The Animal Within

Either Bob Nordquist and his band are trying to put one over on us from the get-go, or they have a wicked sense of irony. They play under the name “The Intangibles,” and if you look up that word in the dictionary, it means something “that cannot be defined.” The irony is this band’s music can be defined. You define it with words like “moving” and “powerful” and “musical” and, last but not least, “rockin’.”

In this day and age, it's not particularly hard to figure out how to write a formulaic song, record it, release it and call yourself an “artist.” But as Leo Tolstoy observed, “Art is not a handicraft, it is the transmission of feeling the artist has experienced.” That's where Nordquist and the Intangibles are coming from, and they transmit that feeling like it was humming along a 500-Kv power line.

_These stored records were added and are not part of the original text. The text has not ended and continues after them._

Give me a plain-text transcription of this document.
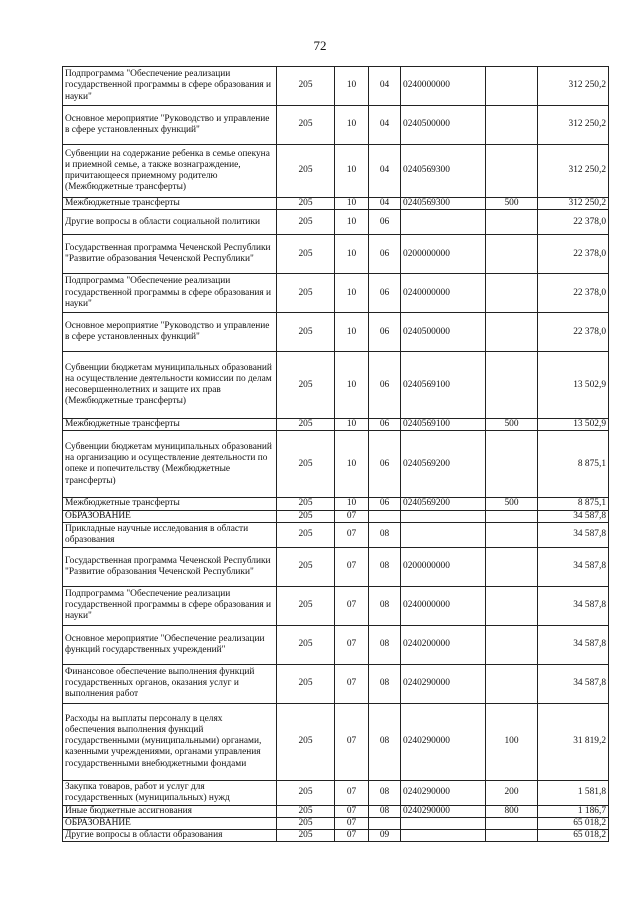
72
Подпрограмма "Обеспечение реализации государственной программы в сфере образования и науки"	205	10	04	0240000000		312 250,2
Основное мероприятие "Руководство и управление в сфере установленных функций"	205	10	04	0240500000		312 250,2
Субвенции на содержание ребенка в семье опекуна и приемной семье, а также вознаграждение, причитающееся приемному родителю (Межбюджетные трансферты)	205	10	04	0240569300		312 250,2
Межбюджетные трансферты	205	10	04	0240569300	500	312 250,2
Другие вопросы в области социальной политики	205	10	06			22 378,0
Государственная программа Чеченской Республики "Развитие образования Чеченской Республики"	205	10	06	0200000000		22 378,0
Подпрограмма "Обеспечение реализации государственной программы в сфере образования и науки"	205	10	06	0240000000		22 378,0
Основное мероприятие "Руководство и управление в сфере установленных функций"	205	10	06	0240500000		22 378,0
Субвенции бюджетам муниципальных образований на осуществление деятельности комиссии по делам несовершеннолетних и защите их прав (Межбюджетные трансферты)	205	10	06	0240569100		13 502,9
Межбюджетные трансферты	205	10	06	0240569100	500	13 502,9
Субвенции бюджетам муниципальных образований на организацию и осуществление деятельности по опеке и попечительству (Межбюджетные трансферты)	205	10	06	0240569200		8 875,1
Межбюджетные трансферты	205	10	06	0240569200	500	8 875,1
ОБРАЗОВАНИЕ	205	07				34 587,8
Прикладные научные исследования в области образования	205	07	08			34 587,8
Государственная программа Чеченской Республики "Развитие образования Чеченской Республики"	205	07	08	0200000000		34 587,8
Подпрограмма "Обеспечение реализации государственной программы в сфере образования и науки"	205	07	08	0240000000		34 587,8
Основное мероприятие "Обеспечение реализации функций государственных учреждений"	205	07	08	0240200000		34 587,8
Финансовое обеспечение выполнения функций государственных органов, оказания услуг и выполнения работ	205	07	08	0240290000		34 587,8
Расходы на выплаты персоналу в целях обеспечения выполнения функций государственными (муниципальными) органами, казенными учреждениями, органами управления государственными внебюджетными фондами	205	07	08	0240290000	100	31 819,2
Закупка товаров, работ и услуг для государственных (муниципальных) нужд	205	07	08	0240290000	200	1 581,8
Иные бюджетные ассигнования	205	07	08	0240290000	800	1 186,7
ОБРАЗОВАНИЕ	205	07				65 018,2
Другие вопросы в области образования	205	07	09			65 018,2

The Animal Within really is an artistic work, chronicling all the animal's experiences, from raw instinct to deep introspection. These songs paint stories, and we’ll all recognize the emotional colors Nordquist uses. Loneliness. Joy. Sadness. Triumph. Submission. Humor. Irony. When we step back from the art, though, we might see the protagonist in The Animal Within as wandering through a maze, and he has to use both instinct and intellect to find a way out. In reality, the subjects in these songs are simply living their life. Van Gogh said “the innermost strength of the heart is developed” in fighting the difficulties of life.

Life is a maze. The walls are just too high for most of us to realize it. The Intangibles are here to help us find our way through.